Es donde quiero vivir, no morir.

Vuelvo a recordar, no puedo pensar mucho tiempo en otra cosa, no logro olvidar que el atentado ocurrió justamente al lado de nuestra casa.

Hace algunos años, mi padre, Eytan y yo fuimos de excursión cerca del Mar Muerto. Me caí y me herí muy feo. La herida era realmente horrorosa y me aterraba, no podía despegar los ojos de la sangre ni de la larga abertura que tenía desde la rodilla al tobillo y que me daba la impresión de que mi pierna ya no era mi pierna.

Ahora me siento igual, aunque estoy entera físicamente y hecha pedazos por dentro. Me repito que con frecuencia voy al café Hillel, con Eytan cuando está de licencia o con mis compañeros. Me digo que yo podría haber estado allí y no comprendo que la vida dependa de un detalle tan pequeño como tener ganas o no de ir a tomar un café.

Desde hace tres años hemos tenido un número incalculable de atentados en Jerusalén. A veces todos los días, o hasta dos veces por día, es imposible llevar la cuenta de todos los entierros que pasan por la tele, o llorar con los deudos, hay demasiados.

La gente dice que terminas por acostumbrarte, pero yo no.

He crecido con la idea de que entre los palestinos y nosotros no puede haber otra cosa que cuerpos despedazados, sangre y odio.

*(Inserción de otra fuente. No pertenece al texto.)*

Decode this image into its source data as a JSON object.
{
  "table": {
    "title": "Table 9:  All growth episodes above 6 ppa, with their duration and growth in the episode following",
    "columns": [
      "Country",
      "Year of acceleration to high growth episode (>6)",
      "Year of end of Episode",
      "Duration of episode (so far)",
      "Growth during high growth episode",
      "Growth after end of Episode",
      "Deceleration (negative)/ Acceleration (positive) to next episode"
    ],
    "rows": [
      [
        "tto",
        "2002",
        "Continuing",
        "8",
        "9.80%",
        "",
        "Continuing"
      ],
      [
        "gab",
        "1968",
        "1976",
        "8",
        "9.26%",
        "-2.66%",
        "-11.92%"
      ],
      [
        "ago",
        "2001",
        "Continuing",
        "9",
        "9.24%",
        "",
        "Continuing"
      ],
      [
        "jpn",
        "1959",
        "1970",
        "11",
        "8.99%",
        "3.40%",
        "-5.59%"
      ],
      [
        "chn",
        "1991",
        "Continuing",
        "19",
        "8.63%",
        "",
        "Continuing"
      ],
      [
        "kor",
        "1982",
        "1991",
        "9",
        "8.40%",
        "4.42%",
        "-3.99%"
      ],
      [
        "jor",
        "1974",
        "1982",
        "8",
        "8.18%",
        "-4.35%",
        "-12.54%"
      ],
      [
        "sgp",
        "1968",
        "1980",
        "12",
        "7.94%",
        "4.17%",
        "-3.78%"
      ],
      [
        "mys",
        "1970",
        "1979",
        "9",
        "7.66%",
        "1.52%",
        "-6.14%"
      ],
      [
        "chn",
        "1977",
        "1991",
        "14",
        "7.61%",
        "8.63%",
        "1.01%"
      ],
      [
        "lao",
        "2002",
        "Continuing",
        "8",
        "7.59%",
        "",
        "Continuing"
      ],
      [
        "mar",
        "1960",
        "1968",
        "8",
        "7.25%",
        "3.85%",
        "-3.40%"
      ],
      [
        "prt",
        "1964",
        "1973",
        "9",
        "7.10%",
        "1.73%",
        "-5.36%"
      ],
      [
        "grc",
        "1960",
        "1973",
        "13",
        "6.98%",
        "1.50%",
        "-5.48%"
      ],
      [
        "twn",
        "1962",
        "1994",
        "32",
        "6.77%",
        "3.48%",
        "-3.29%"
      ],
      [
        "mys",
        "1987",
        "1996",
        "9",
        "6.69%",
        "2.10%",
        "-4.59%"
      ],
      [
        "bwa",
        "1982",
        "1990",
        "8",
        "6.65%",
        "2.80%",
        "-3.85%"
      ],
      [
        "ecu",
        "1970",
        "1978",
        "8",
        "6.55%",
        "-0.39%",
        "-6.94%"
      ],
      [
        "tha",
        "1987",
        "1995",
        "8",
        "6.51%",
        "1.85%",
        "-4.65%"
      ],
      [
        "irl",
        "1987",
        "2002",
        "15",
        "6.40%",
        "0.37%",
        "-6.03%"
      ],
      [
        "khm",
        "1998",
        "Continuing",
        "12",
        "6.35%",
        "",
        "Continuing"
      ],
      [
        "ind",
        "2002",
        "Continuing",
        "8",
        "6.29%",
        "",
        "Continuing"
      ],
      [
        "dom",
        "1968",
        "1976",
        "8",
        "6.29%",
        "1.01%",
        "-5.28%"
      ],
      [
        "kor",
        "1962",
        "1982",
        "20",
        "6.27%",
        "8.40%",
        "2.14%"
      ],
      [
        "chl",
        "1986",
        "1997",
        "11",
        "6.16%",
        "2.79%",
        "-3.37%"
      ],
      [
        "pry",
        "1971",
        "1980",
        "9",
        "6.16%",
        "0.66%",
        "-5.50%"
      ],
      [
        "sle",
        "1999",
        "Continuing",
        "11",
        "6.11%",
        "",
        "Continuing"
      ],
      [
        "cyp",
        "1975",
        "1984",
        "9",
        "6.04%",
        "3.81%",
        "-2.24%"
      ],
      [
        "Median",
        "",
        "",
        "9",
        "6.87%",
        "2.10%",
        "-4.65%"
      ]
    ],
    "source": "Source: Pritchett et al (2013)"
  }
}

En 1993 yo tenía siete años, pero me acuerdo muy bien del 13 de septiembre. Papá y mamá no fueron a trabajar, compraron kilos de papitas, salchichas, pistaches y también champaña. Tenían los ojos brillantes y no podían estar quietos viendo la tele.

Era muy raro que la tele estuviera prendida durante el día.

Más raro aún era que mis padres hubieran comprado porquerías para botanear.

Era rarísimo que dejaran que Eytan y yo nos atascáramos sin decirnos nada.

Y rayaba en lo increíble que a los siete años me hubieran dado champaña para brindar.

Por todo eso me acuerdo tan bien del 13 de septiembre de 1993. En la pantalla, delante de un palacio de azúcar glas, estaba nuestro primer ministro, Isaac Rabin. A su lado había un tipo que parecía actor de una serie estadunidense, pero era el presidente de los Estados Unidos, Bill Clinton. Tomó a Isaac Rabin por un hombro para acercarlo a un tipo extraño que llevaba un pañuelo a cuadros negros y blancos en la cabeza. Más tarde entendí lo que decía el comentarista, se trataba de Yasser Arafat, el representante de los palestinos. Los dos hombres se estrecharon la mano y las miles de personas bien vestidas que estaban en la explanada de la Casa Blanca (en la pantalla estaba escrito “en directo desde la Casa Blanca, Washington”) aplaudieron como si se tratara de una hazaña fabulosa.

Por primera vez vi llorar a mi padre y a mi madre. Yo estaba muy incómoda, y se los reproché, porque tenían caras de niños frágiles, rostros bañados en lágrimas incomprensibles, y yo tenía ganas de decirles: “vuelvan a sus caras serias, severas o tiernas, pero vuelvan a ser mis padres. Que yo sepa, los padres no lloran, lo saben todo, son muy fuertes e íntegros, no se ponen a llorar de manera ridícula porque dos hombres se dan la mano”.

Recuerdo que también estaba muy asustada porque, si mis padres lloraban, eso quería decir que había ocurrido una gran desgracia y que nuestra vida iba a cambiar. La champaña, las papas, las salchichas y los pistaches eran para festejar nuestro último momento juntos o un suceso dramático e irremediable.

Papá me miró.

—Acércate, Tal.

Me sentó sobre sus rodillas, me acarició la cara y me dijo:

—A veces se llora de alegría, mi amor, y hoy nosotros estamos muy contentos. Lo que tú ves es de gran importancia: los palestinos y nosotros, los israelitas, al fin nos entenderemos para vivir en paz. Ya no habrá guerra jamás, jamás, quizá Eytan y tú ya no tengan que servir en el ejército. La noticia nos conmueve, porque es algo con lo que hemos soñado durante mucho tiempo.

Mi padre lo creía. Y como yo creo en todo lo que me dice, ese día éramos al menos dos los que veíamos volar las palomas por el cielo de Jerusalén.